And that’s not even bringing SEO and mobile usage into the picture.

Even with such apparent limitations, most images for the web are typically not optimized to reduce file size while maintaining quality. Most people (and some) graphic designers still don’t use the optimum settings when outputting their final images.

Having large images does not mean their file size has to be large too!

Here is a concise list of some of the immediate advantages of using image compression for websites, and reducing the file sizes of the images, photos and art on your website or blog:

Faster load times

No one says no to a quick loading site. Compressing your images down ensures a superior experience for your visitors, users and readers where they won’t get frustrated. It also makes sure your audience engages with your website longer.

Improved search rankings

It’s no secret that Google loves faster sites.
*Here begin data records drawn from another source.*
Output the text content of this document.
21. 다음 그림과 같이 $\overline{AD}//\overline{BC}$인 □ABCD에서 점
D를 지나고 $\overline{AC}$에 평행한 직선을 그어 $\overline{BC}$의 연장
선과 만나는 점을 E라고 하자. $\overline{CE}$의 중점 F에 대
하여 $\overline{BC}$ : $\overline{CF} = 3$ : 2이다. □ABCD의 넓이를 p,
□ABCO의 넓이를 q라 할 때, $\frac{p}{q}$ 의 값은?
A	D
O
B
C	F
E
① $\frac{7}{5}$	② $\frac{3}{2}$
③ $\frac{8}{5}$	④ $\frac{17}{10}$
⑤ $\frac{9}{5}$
Squeeze as much data off of your site or blog to make it load faster, increasing your organic search rankings along the way.

Better conversion rates

Faster sites convert better. Logic. You don’t risk losing buyers and subscribers this way, while they are waiting for the images to load on your signup page.

Enhanced inbox placement

If you are feeding images from your site to your emails and newsletters, your messages run the risk of landing in the junk folder. The last thing you want, really.

Easier migration

Web hosts are fickle affair, everyone knows that. If you need to change hosting providers, small, optimized images mean quicker movement of files from one server to another. This holds especially true for large blogs and ecommerce portals. Perfectly optimized images also help with faster backups.

Print adventures are fine, you don’t necessarily need to reduce files sizes there.

But images intended for use on websites should always be adjusted for easy and breezy downloading. More so, now with better compression algorithms and browser support. What type of settings you use will depend upon the art you’re creating.

Often enough, going in with an 80% compression in your graphic design software (Adobe Photoshop, or any other) for JPEG files is a good bet for most images.

There’s no hard and fast rule here, though.

It comes down to the dimensions, resolution and type of your image — and whether it’s artwork, gradient, a photo or logo. Do some on the fly experiments and settle on what you feel looks best, does not result in a drastic decrease in quality, and ends up with the smallest file size possible.